Tuesday, May 25, 2010

Day 7- Real Practice: Taming Frustration

Last night I went to bed at 8, and at 930, someone gets into my room! I had not been told anything. I was deep asleep and feeling kind of dizzy. I think I mumbled something like “Are you sure you come to this room?”. I got up and moved the suitcases out of the way. I think it took me some time to go back to sleep, particularly because my mind was hammering me: ha! Is this loving kindness and compassion? Why didn’t they send this woman to the other rooms which are half empty? Or even worse, to the other 4 guest rooms which we cleaned this morning and are empty –and fully heated!! As tired as I was, my mind seemed to be unstoppable, wild. Finally I could surrender to sleep.

This morning I was not going to meditation at 530, but I woke up still right after my surprise roommate had left the room and worked out. When going for breakfast, my mind was already calmer. Then I was happy: I had let my anger/frustration grow, become voracious and die, without manifesting externally. I also realized there were more cars and more people also in the other rooms. Was it time and rest that tamed that mental formation? Was it the additional information my mind processed? Was it my conscious handling of that mental formation? Was it all together?
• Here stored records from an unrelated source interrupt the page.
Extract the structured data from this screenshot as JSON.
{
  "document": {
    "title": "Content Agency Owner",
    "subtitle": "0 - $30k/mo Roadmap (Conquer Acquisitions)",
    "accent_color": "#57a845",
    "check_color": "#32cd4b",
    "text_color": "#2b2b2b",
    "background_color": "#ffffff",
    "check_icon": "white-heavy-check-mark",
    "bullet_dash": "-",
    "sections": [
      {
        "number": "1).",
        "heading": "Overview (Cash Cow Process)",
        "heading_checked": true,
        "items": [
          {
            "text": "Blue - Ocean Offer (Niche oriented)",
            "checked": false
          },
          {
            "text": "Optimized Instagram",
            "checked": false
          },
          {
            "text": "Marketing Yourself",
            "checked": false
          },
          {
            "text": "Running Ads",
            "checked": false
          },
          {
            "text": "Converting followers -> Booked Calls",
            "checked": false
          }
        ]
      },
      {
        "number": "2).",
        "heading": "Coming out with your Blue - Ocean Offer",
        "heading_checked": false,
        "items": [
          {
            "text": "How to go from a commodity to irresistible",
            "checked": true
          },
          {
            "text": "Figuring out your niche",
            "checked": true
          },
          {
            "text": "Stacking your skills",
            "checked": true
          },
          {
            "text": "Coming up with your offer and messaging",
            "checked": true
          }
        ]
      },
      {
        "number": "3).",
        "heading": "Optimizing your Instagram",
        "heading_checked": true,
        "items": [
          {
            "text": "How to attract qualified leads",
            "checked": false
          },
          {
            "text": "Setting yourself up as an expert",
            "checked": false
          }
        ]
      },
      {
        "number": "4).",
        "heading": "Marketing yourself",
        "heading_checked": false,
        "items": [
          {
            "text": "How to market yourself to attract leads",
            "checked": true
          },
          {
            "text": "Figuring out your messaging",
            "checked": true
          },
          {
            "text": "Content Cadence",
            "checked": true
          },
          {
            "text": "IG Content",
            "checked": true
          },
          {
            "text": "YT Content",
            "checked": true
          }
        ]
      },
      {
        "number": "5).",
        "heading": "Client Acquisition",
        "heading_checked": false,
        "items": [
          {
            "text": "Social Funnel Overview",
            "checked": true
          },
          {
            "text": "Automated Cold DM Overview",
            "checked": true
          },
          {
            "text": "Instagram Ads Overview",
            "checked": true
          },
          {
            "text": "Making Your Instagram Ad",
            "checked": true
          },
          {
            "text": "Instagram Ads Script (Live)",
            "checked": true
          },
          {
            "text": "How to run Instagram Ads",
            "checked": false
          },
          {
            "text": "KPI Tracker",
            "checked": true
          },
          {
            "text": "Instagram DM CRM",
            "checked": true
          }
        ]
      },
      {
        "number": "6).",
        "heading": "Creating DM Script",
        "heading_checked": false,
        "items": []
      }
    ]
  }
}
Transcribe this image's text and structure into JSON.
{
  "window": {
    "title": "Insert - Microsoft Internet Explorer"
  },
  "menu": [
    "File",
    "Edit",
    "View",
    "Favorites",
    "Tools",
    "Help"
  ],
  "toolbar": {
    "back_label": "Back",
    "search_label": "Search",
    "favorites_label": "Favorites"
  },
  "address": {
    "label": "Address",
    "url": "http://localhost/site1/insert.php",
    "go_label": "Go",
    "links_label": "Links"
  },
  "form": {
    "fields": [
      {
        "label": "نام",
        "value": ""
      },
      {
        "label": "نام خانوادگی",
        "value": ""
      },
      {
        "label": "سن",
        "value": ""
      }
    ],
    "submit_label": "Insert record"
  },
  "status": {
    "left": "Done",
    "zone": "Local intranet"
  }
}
After breakfast I decided to look for a sister.



Photo: Gold & Blue & Gray Sunrise

Quote of the day:
“Do not hold anger, it benefits no one. Do not act out of anger, you will only be ashamed afterwards. Do not incite anger because you will be burned. Be the first to make peace. Be the peacemaker and wherever you go, you will be loved and be able to love.”


[From “IF NOT NOW, WHEN?” by Tsem Tulku Rinpoche, www.kechara.com. Kechara is a non-profit Buddhist organization.]